When this firm was retained to represent the client, the case was quite old and two prior lawyers had totally botched the case. No motion to dismiss was made. In fact, almost nothing had happened on the case other than two lawyers begging and pleading, orally and in writing for a plea deal. Sadly, the begging and pleading fell on deaf ears and a plea offer to a deal which would leave the client with a permanent criminal record. In fact, the pleading only seem to embolden the prosecutors and by the time our firm was retained there were threats to indict the client for possessing three or more illegal firearms, a felony under New York Law. Certainly, neither of these lawyers raised the Law Enforcement Officers Safety Act with either the Court or the prosecutors. Nor did they raise the exemptions pursuant to Penal Law §265.20 which under subsection 1(c) grants peace officers an exemption from weapons charges and under subsection (3) which grants individuals who possess firearms licenses an exemption.

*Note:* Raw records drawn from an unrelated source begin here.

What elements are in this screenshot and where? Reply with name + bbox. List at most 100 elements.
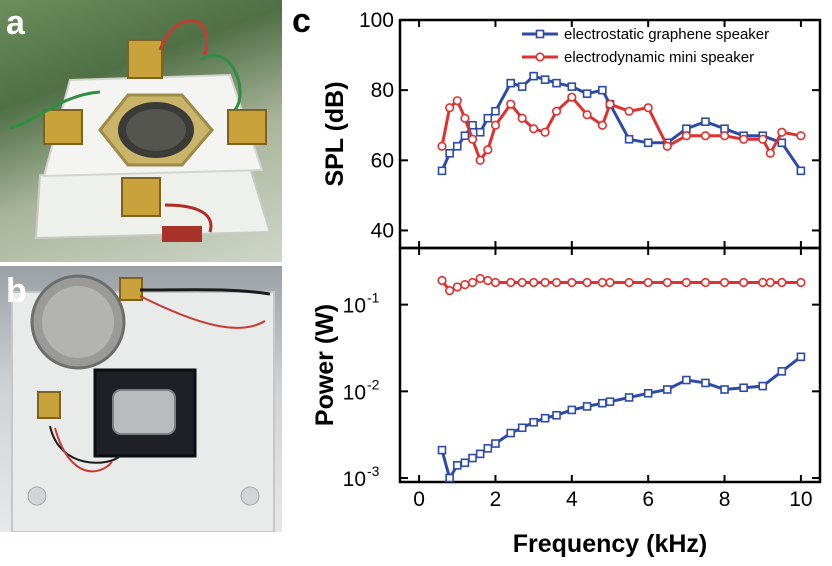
spl-data-point: [483, 145, 493, 155]
x-tick-label: 8: [719, 488, 731, 511]
spl-data-point: [517, 82, 527, 91]
spl-data-point: [490, 120, 501, 130]
power-data-point: [701, 378, 710, 388]
panel-label-a: a: [6, 4, 25, 42]
spl-data-point: [445, 103, 455, 113]
spl-y-tick-label: 80: [371, 79, 394, 102]
power-data-point: [719, 277, 730, 288]
power-data-point: [529, 417, 538, 427]
spl-data-point: [506, 99, 516, 109]
power-data-point: [796, 277, 806, 288]
power-data-point: [506, 277, 516, 288]
spl-y-tick-label: 100: [359, 9, 394, 32]
power-data-point: [517, 277, 527, 288]
spl-data-point: [624, 106, 634, 116]
power-data-point: [445, 473, 454, 483]
power-data-point: [460, 280, 470, 290]
spl-data-point: [468, 120, 477, 130]
spl-data-point: [597, 120, 607, 130]
power-data-point: [552, 410, 561, 420]
power-data-point: [624, 277, 634, 288]
spl-data-point: [552, 78, 561, 88]
power-data-point: [437, 275, 447, 286]
legend-marker-1: [535, 52, 545, 62]
spl-data-point: [467, 134, 478, 144]
power-data-point: [483, 444, 493, 453]
photo-graphene-speaker-device: [0, 0, 282, 262]
spl-data-point: [475, 127, 485, 137]
power-y-tick-label: 10: [343, 381, 366, 404]
power-y-tick-label: 10: [343, 468, 366, 491]
legend-label-0: electrostatic graphene speaker: [564, 26, 769, 43]
power-data-point: [475, 273, 485, 284]
spl-data-point: [540, 75, 550, 84]
spl-data-point: [506, 78, 516, 88]
spl-data-point: [598, 85, 607, 95]
power-data-point: [796, 352, 806, 362]
legend-marker-0: [535, 29, 545, 39]
x-tick-label: 10: [789, 488, 812, 511]
spl-data-point: [643, 103, 653, 113]
power-data-point: [540, 277, 550, 288]
power-data-point: [490, 277, 501, 288]
spl-data-point: [529, 124, 539, 134]
power-y-tick-exponent: -2: [367, 376, 380, 392]
panel-label-b: b: [6, 272, 27, 310]
power-data-point: [758, 381, 768, 391]
power-data-point: [567, 277, 577, 288]
spl-data-point: [567, 82, 577, 91]
spl-data-point: [765, 148, 775, 158]
spl-data-point: [582, 89, 592, 98]
spl-data-point: [452, 96, 462, 106]
spl-data-point: [777, 127, 787, 137]
spl-data-point: [582, 110, 592, 120]
spl-data-point: [700, 131, 711, 141]
power-data-point: [582, 277, 592, 288]
power-data-point: [624, 393, 634, 402]
power-data-point: [662, 277, 672, 288]
power-data-point: [720, 385, 729, 394]
power-data-point: [491, 439, 500, 448]
power-data-point: [437, 445, 447, 455]
spl-data-point: [662, 141, 672, 151]
spl-data-point: [475, 155, 485, 165]
x-tick-label: 2: [490, 488, 502, 511]
panel-label-c: c: [292, 2, 311, 40]
power-data-point: [460, 458, 470, 468]
spl-data-point: [437, 141, 447, 151]
power-data-point: [598, 398, 607, 408]
spl-data-point: [739, 134, 749, 144]
spl-y-axis-title: SPL (dB): [321, 81, 349, 186]
power-data-point: [517, 423, 527, 433]
power-data-point: [777, 367, 787, 376]
power-data-point: [605, 277, 615, 288]
photo-electrodynamic-speaker-device: [0, 266, 282, 532]
spl-data-point: [796, 166, 806, 176]
spl-data-point: [483, 113, 493, 123]
power-data-point: [682, 375, 691, 385]
power-data-point: [467, 277, 478, 288]
power-y-tick-exponent: -3: [367, 463, 380, 479]
power-data-point: [551, 277, 562, 288]
power-data-point: [643, 388, 653, 398]
power-y-axis-title: Power (W): [311, 304, 339, 426]
power-data-point: [662, 385, 672, 394]
legend-label-1: electrodynamic mini speaker: [564, 49, 754, 66]
power-data-point: [700, 277, 711, 288]
spl-data-point: [605, 99, 615, 109]
spl-series-line-1: [440, 95, 802, 164]
power-data-point: [529, 277, 539, 288]
spl-data-point: [445, 148, 454, 158]
x-tick-label: 6: [642, 488, 654, 511]
x-tick-label: 0: [413, 488, 425, 511]
power-data-point: [681, 277, 691, 288]
power-data-point: [567, 405, 577, 415]
spl-data-point: [540, 127, 550, 137]
spl-y-tick-label: 60: [371, 149, 394, 172]
power-data-point: [475, 449, 485, 459]
x-tick-label: 4: [566, 488, 578, 511]
power-data-point: [506, 428, 516, 438]
power-data-point: [758, 277, 768, 288]
spl-data-point: [460, 131, 470, 141]
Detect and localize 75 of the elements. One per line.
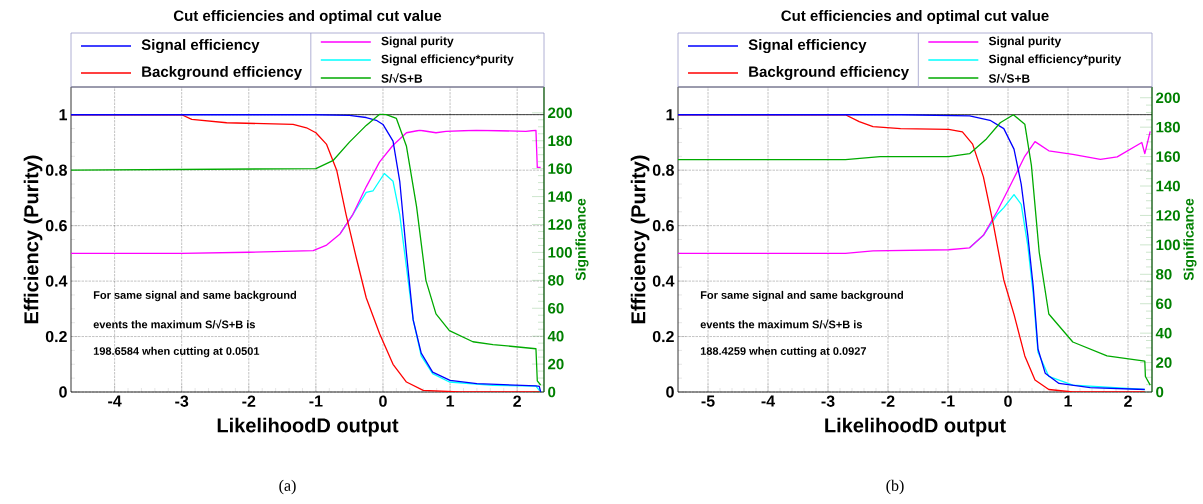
y2-tick-label: 60 bbox=[1156, 298, 1172, 310]
x-tick-label: -2 bbox=[881, 395, 895, 407]
legend-label: S/√S+B bbox=[988, 73, 1030, 83]
y2-tick-label: 180 bbox=[1156, 121, 1180, 133]
y2-tick-label: 180 bbox=[548, 135, 572, 147]
legend-label: Background efficiency bbox=[142, 65, 302, 81]
y2-tick-label: 40 bbox=[1155, 327, 1172, 339]
legend-label: Signal efficiency*purity bbox=[381, 54, 514, 66]
y-tick-label: 0.6 bbox=[45, 219, 67, 232]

The Resolution of the Case

Ultimately, the legal issues matter. After the firm was retained I happened to run into the prosecutor in the hallway of the County Courthouse. We of course knew each other well. When I told the prosecutor that I was retained he told me about how fair he had been with the client and that if the client didn’t take the plea offer he was going to indict him for a felony. I think my reaction woke the prosecutor up. What I told him in the Courthouse was that if he indicted my client I would beat him in the County Court and if he decided not to indict him then I would beat him in the local Court. I explained that all an indictment meant was a bigger and more high profile win for me. He could tell I was excited and he asked me to calm down and outline my defenses in a letter.
A short time after I outlined my defenses which essentially boiled down to four :
1. That as the holder of a New York State Pistol Permit issued under Article 400 of the Penal Law the client was exempt from prosecution for weapons possession under New York Law;
2. That as a current law enforcement officer the client was protected under LEOSA;
3. That as a qualified retired law enforcement officer the client was protected under LEOSA
4. Penal Law §265.20 provided an exemption for peace officers to Weapons Charges.
Ultimately, as a result of his legal defenses being laid out for the prosecutor, the client was allowed to pay a fine for a non-criminal violation and have the record of arrest sealed.

The Aftermath of the Case

Not surprisingly after the criminal case ended the County brought an action to revoke the client’s pistol license despite the fact that the arrest was sealed. This required the County to undertake a two step process. First they sought and obtained an unsealing order so that they could obtain the records of arrest from the police and the Court records. The County then used those records to seek revocation of the pistol license that the client has had without incident for decades. Ultimately, a County Court Judge was persuaded that the original arrest was improper and agreed with our arguments concerning LEOSA and New York State Law. The Judge not only reinstated the client’s license but also required that the police return all of his many guns.

Justice was served in this case. But the zeal of prosecutors in certain states to go after law abiding citizens who may have made a minor error in paperwork or some other miniscule error is scary. If you are an honest citizen that has firearms and you find that you are a target of law enforcement, remember that you have rights and options. Find a lawyer who knows gun laws. The life you save me be your own.